Z relacji portalu wynika, że losem braci, którzy często robili zakupy w pobliskim sklepie zainteresowali się jego pracownicy, którzy trzy miesiące temu poinformowali opiekę społeczną o ciężkich warunkach w jakich żyli mężczyźni.
Początkowo informowano, że starsi bracia nie byli widziani przez okolicznych mieszkańców przez ostatnich kilkanaście dni. Zaniepokojeni nieobecnością mężczyzn, którzy mieszkali razem w jednym domu, powiadomili policję.
ZOBACZ: Małopolska. Ciało w potoku w centrum Zakopanego. Strażacy schodzili do mężczyzny po drabinie
Po wejściu do lokalu policja znalazła ciało. Jednocześnie wykluczyli udział osób trzecich.

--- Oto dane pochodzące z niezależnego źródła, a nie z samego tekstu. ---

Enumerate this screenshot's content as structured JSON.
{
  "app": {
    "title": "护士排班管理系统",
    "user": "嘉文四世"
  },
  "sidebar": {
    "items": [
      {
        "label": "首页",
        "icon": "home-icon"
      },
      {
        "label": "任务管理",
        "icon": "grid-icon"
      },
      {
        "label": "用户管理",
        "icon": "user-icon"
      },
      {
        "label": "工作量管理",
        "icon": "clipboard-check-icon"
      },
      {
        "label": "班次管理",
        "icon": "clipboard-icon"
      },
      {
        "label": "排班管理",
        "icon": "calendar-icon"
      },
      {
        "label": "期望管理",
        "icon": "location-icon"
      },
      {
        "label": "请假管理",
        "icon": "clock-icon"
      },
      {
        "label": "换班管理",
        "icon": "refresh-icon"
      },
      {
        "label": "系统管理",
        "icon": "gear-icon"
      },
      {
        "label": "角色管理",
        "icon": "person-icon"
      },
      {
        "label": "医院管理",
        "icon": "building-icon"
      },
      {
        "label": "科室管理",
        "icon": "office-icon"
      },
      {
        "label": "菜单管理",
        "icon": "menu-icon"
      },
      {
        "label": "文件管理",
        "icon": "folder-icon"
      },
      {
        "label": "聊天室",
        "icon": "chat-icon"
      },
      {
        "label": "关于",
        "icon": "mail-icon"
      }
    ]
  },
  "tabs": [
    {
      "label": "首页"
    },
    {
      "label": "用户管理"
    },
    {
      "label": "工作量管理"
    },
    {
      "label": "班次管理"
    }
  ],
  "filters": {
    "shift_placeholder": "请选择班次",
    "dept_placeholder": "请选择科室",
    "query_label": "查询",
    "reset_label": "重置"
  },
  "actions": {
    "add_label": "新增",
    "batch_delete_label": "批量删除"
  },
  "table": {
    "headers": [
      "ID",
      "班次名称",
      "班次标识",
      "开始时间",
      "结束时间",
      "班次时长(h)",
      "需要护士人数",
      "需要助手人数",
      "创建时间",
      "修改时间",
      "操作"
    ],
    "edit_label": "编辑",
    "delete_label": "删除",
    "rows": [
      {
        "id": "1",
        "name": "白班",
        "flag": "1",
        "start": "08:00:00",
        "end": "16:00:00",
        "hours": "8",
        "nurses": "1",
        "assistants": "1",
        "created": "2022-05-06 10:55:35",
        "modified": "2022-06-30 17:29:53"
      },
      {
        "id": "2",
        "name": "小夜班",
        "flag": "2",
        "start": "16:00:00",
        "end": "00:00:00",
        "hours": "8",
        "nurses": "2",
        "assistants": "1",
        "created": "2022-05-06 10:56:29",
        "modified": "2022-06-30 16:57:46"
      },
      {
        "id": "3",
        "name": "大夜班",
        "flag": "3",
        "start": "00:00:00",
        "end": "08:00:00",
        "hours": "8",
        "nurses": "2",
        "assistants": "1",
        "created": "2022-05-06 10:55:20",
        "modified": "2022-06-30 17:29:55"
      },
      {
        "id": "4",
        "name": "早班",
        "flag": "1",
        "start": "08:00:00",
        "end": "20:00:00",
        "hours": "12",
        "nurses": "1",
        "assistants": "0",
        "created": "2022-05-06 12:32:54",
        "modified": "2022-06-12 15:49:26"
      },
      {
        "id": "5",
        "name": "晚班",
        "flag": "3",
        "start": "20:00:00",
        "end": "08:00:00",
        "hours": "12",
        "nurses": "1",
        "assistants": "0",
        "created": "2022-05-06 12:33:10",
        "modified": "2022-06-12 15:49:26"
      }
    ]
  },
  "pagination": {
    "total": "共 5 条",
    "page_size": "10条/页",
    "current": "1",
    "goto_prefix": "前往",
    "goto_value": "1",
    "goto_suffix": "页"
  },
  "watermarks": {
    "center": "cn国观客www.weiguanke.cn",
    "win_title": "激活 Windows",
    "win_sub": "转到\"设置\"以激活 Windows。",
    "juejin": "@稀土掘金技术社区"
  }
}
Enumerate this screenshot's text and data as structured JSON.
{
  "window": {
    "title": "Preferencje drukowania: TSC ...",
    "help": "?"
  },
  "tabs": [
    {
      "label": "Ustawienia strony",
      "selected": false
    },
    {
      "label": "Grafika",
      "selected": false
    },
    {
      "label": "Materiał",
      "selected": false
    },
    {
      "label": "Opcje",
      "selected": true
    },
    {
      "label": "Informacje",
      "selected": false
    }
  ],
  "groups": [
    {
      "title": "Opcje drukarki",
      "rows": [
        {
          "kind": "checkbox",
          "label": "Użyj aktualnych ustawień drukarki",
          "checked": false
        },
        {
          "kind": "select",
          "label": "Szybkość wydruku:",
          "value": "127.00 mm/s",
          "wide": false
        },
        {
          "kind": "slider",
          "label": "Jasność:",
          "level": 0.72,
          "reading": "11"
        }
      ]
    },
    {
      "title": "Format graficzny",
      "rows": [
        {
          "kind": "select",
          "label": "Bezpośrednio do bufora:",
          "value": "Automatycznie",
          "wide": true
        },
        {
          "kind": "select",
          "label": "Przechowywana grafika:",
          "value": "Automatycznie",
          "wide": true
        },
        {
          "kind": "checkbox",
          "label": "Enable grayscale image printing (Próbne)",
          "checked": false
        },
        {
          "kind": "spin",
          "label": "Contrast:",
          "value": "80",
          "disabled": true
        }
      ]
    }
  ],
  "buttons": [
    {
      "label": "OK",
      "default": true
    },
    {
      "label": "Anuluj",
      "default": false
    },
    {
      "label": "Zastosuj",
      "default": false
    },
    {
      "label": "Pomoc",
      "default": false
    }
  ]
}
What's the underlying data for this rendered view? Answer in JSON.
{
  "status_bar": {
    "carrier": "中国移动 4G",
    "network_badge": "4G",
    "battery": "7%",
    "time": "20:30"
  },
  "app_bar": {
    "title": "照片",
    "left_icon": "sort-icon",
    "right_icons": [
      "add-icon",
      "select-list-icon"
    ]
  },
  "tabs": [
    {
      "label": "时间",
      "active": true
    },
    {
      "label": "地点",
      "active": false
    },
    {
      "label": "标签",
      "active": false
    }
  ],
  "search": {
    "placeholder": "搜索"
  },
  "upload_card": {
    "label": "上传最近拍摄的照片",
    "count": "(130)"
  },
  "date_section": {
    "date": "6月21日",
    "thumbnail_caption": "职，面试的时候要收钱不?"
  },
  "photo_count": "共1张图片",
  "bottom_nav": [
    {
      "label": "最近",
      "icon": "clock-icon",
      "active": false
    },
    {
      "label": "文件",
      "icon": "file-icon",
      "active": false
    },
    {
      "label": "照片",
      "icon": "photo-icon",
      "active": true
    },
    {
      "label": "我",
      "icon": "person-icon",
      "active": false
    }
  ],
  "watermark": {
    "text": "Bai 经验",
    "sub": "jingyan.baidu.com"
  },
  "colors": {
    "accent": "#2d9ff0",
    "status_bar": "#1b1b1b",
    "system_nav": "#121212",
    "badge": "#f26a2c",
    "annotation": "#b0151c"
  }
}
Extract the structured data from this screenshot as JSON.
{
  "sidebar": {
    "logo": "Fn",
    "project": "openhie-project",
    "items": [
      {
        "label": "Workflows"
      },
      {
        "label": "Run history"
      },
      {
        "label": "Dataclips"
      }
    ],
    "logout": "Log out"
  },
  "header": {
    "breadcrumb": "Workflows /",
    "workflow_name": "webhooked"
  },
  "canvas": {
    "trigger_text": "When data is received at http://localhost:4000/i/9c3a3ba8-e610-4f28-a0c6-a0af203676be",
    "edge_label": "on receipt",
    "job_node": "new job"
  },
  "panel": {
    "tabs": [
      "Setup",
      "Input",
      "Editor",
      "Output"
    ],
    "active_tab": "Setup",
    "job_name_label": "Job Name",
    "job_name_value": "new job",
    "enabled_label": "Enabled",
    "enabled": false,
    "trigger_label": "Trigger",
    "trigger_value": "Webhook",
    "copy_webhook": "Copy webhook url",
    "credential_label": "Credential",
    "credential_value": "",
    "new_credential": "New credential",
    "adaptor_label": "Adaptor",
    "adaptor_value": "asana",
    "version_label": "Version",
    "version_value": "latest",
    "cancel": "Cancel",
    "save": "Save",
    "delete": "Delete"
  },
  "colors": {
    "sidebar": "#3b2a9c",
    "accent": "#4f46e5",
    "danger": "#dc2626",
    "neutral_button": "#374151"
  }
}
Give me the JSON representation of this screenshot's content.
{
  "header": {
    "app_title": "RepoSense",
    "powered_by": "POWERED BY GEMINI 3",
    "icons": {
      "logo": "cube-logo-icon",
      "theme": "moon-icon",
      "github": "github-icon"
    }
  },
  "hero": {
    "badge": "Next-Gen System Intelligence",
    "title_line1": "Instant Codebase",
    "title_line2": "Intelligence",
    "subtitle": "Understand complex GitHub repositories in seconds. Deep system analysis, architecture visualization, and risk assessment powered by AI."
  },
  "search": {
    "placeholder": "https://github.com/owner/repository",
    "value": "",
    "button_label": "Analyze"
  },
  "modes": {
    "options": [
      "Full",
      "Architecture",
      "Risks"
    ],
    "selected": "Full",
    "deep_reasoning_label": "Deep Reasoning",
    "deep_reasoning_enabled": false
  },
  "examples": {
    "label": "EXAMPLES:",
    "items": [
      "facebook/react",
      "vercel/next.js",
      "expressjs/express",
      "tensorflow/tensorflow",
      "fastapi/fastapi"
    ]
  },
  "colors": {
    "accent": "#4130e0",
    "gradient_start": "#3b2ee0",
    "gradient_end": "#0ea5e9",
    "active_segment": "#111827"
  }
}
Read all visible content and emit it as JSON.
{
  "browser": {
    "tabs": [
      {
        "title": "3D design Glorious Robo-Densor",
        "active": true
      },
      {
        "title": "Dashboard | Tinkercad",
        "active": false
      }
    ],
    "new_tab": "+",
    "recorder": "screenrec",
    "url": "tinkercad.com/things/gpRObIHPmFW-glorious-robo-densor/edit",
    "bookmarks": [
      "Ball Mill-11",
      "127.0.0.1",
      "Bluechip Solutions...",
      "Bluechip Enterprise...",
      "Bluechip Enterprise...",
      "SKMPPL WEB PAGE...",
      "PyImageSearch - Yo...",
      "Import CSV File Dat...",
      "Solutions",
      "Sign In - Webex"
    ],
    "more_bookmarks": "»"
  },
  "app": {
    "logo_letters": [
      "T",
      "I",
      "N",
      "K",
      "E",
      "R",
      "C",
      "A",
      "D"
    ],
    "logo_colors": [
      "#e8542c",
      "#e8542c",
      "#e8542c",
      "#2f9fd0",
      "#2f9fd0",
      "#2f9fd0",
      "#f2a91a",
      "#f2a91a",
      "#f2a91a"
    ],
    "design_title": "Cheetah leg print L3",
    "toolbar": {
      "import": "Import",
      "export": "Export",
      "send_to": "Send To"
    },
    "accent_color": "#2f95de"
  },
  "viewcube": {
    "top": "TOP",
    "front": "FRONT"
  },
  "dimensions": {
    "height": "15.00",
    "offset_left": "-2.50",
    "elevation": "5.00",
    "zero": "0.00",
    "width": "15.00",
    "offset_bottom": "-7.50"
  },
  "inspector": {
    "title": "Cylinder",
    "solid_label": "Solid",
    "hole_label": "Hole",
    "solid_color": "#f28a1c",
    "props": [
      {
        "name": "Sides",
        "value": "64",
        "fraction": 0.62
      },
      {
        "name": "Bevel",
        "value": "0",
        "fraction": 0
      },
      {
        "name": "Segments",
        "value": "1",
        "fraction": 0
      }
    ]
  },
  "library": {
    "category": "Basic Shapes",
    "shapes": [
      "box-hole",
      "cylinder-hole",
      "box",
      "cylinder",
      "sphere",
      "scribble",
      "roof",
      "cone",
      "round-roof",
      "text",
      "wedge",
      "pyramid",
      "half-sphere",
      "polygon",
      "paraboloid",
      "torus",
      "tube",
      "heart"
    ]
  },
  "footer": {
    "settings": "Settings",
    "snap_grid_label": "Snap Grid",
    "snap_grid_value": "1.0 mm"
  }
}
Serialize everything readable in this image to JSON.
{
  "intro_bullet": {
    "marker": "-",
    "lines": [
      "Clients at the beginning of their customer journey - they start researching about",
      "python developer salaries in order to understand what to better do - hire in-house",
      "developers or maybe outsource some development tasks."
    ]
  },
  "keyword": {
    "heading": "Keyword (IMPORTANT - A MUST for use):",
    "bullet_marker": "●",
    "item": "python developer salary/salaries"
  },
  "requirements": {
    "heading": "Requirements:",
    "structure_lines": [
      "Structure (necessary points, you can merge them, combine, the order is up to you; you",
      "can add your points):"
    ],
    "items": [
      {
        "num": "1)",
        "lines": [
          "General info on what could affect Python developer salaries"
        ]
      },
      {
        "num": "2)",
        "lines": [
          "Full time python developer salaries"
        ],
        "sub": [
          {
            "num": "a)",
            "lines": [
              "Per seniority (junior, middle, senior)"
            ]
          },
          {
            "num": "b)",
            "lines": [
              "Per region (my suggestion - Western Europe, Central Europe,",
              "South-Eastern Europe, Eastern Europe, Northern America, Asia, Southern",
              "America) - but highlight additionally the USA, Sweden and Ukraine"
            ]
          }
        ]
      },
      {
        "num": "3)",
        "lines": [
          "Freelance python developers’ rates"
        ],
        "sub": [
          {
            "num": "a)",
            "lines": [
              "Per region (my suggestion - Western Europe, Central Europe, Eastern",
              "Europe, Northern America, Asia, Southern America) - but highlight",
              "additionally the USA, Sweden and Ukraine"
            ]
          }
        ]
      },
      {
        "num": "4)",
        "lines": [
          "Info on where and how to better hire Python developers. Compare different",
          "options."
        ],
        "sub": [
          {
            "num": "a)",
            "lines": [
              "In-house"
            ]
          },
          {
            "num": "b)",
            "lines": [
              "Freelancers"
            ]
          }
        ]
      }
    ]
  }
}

Policja przekazała potem, że mężczyźni byli pod stałą opieką MOPS.
"Mężczyźni znajdowali się pod stałym nadzorem MOPS"
Początkowo portal informował nieoficjalnie, że "mężczyźni byli niesamodzielni i zmarli z głodu. Według relacji świadków, przynajmniej jedno z ciał znajdowało się w stanie znacznego rozkładu, ale policja tej informacji nie potwierdza". Funkcjonariusze zdementowali te informacje.
"Mężczyźni znajdowali się pod stałym nadzorem MOPS. O ich sytuacji wiedział również dzielnicowy, który także często ich odwiedzał. Jeden z sąsiadów cyklicznie przynosił im pożywienie. Seniorzy dostawali również opał. Ogólnie rzecz biorąc byli objęci opieką" - przekazała w poniedziałek policja, cytowana przez bielsko.biala.pl. Nie ma informacji, by ciało zmarłego mężczyzny było w stanie rozkładu.